What are the main tools that private detectives currently have for their activity?

The main tools are documentary research and databases, including public registers such as the Companies Register, the Cadastre and the Land Registry. Official gazettes, the DGT (Traffic Authority), private databases (legal access under the General Data Protection Regulation), commercial and financial information services, company histories, social media and open source intelligence tools (OSINT).

We also have technical resources for image and sound capture, only if permitted by law; mobile tracking and surveillance; digital analysis and OSINT, social media and forum research, and OSINT tools; human interviewing and intelligence gathering (HUMINT); and mobile applications and digital tracking tools.

What strategies for anticipation and prevention do detectives use?

Private detectives are experts in the investigation and analysis of information and, by applying intelligence techniques, they are able to prevent malicious acts in certain sectors that could otherwise destabilise normality.

What is the role of new technologies in this aim?

Technological development in the field of private research is important, and today, classic research is inconceivable without the participation of applied technology in this sector.

What challenges and threats are faced in relation to cybersecurity?

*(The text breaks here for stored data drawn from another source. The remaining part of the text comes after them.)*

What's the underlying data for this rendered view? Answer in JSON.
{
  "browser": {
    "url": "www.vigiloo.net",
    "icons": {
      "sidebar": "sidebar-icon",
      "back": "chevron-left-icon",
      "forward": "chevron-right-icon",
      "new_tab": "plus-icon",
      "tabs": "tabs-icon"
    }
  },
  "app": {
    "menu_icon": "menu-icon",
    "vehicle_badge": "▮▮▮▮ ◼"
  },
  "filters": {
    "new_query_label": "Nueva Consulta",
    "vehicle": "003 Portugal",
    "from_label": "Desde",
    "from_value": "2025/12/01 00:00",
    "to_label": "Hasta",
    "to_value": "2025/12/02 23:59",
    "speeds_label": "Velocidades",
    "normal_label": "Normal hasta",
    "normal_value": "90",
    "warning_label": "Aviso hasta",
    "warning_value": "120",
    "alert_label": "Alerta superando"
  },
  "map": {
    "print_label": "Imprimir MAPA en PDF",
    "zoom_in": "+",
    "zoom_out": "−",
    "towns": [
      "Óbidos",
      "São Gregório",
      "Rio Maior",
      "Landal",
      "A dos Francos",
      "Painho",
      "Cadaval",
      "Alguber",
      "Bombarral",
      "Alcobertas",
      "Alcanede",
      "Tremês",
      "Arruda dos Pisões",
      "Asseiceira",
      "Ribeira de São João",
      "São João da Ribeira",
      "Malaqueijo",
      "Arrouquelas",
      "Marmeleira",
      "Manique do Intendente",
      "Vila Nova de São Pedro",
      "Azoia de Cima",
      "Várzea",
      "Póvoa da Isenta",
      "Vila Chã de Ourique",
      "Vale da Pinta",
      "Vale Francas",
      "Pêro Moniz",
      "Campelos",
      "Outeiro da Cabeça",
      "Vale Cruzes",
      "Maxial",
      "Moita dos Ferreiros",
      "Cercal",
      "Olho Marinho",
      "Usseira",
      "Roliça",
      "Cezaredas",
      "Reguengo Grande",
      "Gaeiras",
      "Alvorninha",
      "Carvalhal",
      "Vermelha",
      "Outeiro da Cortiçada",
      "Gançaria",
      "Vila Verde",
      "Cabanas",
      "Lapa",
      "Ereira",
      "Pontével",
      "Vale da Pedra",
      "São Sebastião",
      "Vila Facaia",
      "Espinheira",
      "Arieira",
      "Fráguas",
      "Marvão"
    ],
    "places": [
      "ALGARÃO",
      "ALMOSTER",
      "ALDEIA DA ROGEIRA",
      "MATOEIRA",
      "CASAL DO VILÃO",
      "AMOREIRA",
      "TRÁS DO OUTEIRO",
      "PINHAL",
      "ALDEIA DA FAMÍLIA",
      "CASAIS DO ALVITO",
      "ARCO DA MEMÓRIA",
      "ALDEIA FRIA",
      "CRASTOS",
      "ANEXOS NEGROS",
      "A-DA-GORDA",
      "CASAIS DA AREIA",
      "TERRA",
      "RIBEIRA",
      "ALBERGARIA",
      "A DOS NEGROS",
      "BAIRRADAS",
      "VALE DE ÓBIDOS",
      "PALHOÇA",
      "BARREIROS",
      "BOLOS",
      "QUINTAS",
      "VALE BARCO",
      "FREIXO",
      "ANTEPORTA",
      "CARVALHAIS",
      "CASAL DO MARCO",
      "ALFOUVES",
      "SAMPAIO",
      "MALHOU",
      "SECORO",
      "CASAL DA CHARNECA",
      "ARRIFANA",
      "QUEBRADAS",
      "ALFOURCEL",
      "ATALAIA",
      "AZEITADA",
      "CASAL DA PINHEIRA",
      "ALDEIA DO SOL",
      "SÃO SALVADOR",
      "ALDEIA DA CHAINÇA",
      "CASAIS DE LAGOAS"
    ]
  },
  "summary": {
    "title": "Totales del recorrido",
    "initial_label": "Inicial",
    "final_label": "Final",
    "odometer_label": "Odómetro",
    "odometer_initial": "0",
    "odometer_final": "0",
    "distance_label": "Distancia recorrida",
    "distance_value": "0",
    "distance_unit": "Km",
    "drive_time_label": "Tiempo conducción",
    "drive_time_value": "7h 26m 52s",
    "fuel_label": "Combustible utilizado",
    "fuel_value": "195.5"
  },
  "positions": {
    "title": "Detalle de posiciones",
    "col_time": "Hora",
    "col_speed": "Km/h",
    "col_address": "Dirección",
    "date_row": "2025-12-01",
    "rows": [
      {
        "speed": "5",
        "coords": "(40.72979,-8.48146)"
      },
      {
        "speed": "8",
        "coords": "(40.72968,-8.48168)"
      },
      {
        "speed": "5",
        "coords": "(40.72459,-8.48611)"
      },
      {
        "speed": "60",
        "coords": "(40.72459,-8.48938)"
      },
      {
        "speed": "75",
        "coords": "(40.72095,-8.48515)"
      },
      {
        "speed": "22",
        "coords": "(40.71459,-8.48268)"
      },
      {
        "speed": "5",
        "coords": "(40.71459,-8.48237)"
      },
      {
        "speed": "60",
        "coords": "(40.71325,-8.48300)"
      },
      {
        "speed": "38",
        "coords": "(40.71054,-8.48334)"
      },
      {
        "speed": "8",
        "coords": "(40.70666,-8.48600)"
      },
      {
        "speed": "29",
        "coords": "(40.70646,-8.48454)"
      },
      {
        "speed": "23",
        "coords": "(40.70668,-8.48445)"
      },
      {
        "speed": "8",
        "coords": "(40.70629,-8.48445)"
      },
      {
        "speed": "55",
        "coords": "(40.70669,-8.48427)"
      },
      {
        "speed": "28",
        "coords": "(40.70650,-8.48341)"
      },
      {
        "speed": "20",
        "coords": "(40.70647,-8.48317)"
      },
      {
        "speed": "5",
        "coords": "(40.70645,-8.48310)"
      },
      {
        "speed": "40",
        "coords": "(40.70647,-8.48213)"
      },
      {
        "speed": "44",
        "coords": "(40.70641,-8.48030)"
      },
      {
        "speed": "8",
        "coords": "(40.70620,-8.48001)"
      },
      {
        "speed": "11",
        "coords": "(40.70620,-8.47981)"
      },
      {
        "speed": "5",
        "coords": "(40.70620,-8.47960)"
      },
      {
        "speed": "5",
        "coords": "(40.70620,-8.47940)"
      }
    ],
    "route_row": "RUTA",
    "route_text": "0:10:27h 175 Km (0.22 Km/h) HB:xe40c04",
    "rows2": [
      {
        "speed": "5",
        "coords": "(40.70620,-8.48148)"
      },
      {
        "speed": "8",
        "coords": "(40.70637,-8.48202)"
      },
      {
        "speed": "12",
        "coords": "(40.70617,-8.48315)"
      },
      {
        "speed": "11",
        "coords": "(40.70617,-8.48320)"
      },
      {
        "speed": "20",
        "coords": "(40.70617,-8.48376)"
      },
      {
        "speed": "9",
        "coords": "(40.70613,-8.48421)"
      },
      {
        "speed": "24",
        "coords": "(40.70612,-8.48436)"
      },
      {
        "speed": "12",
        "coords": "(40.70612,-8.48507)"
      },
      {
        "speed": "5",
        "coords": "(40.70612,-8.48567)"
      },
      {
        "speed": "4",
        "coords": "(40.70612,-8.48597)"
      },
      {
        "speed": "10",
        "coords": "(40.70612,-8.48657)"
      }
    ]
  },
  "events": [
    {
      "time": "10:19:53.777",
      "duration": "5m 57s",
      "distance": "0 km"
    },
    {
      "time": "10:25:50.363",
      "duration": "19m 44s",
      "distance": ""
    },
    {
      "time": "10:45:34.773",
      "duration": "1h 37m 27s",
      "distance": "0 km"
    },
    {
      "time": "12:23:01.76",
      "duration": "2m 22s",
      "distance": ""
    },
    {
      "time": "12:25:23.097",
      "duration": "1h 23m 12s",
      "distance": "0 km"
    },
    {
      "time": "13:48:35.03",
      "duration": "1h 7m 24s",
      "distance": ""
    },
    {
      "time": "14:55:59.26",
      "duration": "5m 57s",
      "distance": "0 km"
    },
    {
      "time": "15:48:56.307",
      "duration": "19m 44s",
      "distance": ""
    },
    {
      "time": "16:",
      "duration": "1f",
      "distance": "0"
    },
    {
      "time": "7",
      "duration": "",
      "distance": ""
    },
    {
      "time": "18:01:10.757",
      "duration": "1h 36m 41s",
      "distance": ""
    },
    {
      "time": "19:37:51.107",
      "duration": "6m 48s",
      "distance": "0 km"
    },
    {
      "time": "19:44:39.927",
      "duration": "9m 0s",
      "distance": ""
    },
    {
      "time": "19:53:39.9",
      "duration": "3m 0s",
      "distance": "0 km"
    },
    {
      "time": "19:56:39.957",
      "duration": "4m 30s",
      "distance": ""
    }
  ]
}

The future of private investigation and its combination with the field of cyber security is an exciting one. Our professionals need to adapt to the social reality, and the field of cybersecurity has opened a new era in private investigation. This will transform the way we investigate as private detectives today.

What other demands remain pending in the sector?

It would be important for private detectives to achieve a project that we at the APDPE have been promoting, which is none other than having their own statute within the framework of the current Private Security Law, the first draft of which was presented in February to the Congress of Deputies for processing.

It is no less important to offer new generations a quality education, since in the last decade sectoral training has unfortunately been devalued. We are looking to ensure that the degree currently awarded by certain universities will become a recognised university degree in the future.